The US Supreme Court has agreed to take up a case that could end two tribes’ decades-long fight to exert gaming rights on their sovereign land. And a ruling in favor of the tribes will strengthen the claim of any federally recognized Native American group that is restricted from offering gaming by laws that predate the Indian Gaming Regulatory Act, 1988 (IGRA).
Legal experts think they have a strong chance of winning.
At the urging of the federal government, the high court on Monday granted the Tigua (Ysleta del Sur Pueblo) tribe’s challenge to a 2019 decision by the 5th Circuit Court of Appeals. That ruling deemed that the bingo-style games they were offering at their modest gaming facility in El Paso were illegal.
The Supreme Court will also examine historical decisions by the district court. Crucially, these include a 1994 ruling that the tribe’s gaming rights are governed by the federal Texas Restoration Act, 1986 (TRA), and not by IGRA.
TRA recognized the sovereign status of the Tigua, as well as the Alabama Coushatta tribe, based north of Houston, and restored their lands.

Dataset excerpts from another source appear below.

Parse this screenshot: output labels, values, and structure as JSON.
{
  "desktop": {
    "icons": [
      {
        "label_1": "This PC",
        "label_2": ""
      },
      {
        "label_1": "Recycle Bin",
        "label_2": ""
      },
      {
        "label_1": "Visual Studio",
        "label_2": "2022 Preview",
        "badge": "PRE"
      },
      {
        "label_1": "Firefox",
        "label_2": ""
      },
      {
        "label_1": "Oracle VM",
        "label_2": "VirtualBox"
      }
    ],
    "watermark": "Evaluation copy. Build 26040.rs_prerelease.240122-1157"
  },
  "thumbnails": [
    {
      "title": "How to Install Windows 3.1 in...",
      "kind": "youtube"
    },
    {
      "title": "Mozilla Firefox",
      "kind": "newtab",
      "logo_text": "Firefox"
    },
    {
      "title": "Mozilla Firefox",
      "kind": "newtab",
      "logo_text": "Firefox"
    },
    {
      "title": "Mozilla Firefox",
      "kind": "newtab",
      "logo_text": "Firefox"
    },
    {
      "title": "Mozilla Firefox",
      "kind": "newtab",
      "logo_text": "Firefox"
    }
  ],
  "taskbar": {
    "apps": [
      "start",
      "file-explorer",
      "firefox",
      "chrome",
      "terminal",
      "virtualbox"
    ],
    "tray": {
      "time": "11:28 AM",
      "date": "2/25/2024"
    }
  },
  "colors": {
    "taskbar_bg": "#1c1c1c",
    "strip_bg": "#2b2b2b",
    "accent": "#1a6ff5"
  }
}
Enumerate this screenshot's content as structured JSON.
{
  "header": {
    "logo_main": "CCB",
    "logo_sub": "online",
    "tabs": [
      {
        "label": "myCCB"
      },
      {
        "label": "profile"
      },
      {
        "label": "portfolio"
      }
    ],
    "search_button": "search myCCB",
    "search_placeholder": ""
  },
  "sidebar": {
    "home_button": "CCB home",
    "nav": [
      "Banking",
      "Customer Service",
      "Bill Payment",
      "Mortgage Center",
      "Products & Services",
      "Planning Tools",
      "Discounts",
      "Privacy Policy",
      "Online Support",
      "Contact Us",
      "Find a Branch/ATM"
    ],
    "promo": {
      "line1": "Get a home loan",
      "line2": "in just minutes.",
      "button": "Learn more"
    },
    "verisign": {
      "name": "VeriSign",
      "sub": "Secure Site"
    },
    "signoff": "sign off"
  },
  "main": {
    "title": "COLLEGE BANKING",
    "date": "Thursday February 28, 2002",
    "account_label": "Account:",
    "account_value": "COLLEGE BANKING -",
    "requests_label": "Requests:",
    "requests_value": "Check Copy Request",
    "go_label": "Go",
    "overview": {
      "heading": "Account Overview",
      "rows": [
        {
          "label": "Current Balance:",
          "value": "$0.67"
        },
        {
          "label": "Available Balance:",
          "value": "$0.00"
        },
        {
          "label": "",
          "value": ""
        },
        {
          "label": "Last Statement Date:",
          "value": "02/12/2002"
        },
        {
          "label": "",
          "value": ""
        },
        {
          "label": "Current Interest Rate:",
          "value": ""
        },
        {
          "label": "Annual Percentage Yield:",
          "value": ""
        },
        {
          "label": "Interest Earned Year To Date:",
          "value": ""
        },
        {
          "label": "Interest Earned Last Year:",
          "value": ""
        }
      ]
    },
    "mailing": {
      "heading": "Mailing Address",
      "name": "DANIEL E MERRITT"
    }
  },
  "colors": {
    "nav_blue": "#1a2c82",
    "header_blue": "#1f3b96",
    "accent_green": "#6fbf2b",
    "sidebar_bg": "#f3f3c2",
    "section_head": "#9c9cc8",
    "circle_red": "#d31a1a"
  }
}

But it also contained a non-gaming clause.
It was bad timing. Two years later, IGRA enshrined the rights of federally recognized tribes to offer class II gaming on sovereign land. That’s provided this type of gaming was legal elsewhere in the surrounding state, which is the case in Texas.
The two tribes have long argued they were coerced into signing TRA because they believed it was the only shot they had at regaining sovereign status. They argue that IGRA should supersede TRA.
The tribes have launched gaming operations on their lands, but the state has pushed back, and the gambling halls have sporadically been forced to close.
Meanwhile, the Kickapoo tribe has offered bingo operations with impunity at its much bigger gaming hall close to the Mexican border for 20 years. It was recognized two years earlier in 1985 by a law that did not include a non-gaming clause.
Tigua Could Win
For the first time in US history, the Department of the Interior is head by a Native American, Deb Haaland. And the Biden administration has made it clear that it wants the balance redressed in Texas.
Acting US Solicitor General Brian Fletcher wrote to the Supreme Court in August, recommending it take up the case. Fletcher called the 5th Circuit ruling “an error” and urged the court to deliver clarity on issues that have “impaired the uniformity of a federal regulatory scheme, [and] has uniquely disadvantaged two Indian tribes.”
University of Texas political science professor Todd Curry told El Paso matters he believes the Tiguas have a strong chance of winning the case and that “the real question will be how big is the majority.”
A positive decision from the Supreme Court should strengthen the claims of tribes in other states that find themselves in a similar legal predicament to the Tigua and Alabama Coushatta tribes.
That includes the Passamaquoddy, the Penobscot Nation, and the Aroostook Band of Micmac Indians in Maine; the Narragansett Indian Tribe in Rhode Island; and the Wampanoag Tribe of Gay Head in Massachusetts.
“If the Supreme Court takes the case, and if it finds for the tribe, then every other tribe that currently is foreclosed from offering gambling because of a pre-IGRA law would have a basis for arguing that the Court’s new decision supports their getting gambling.”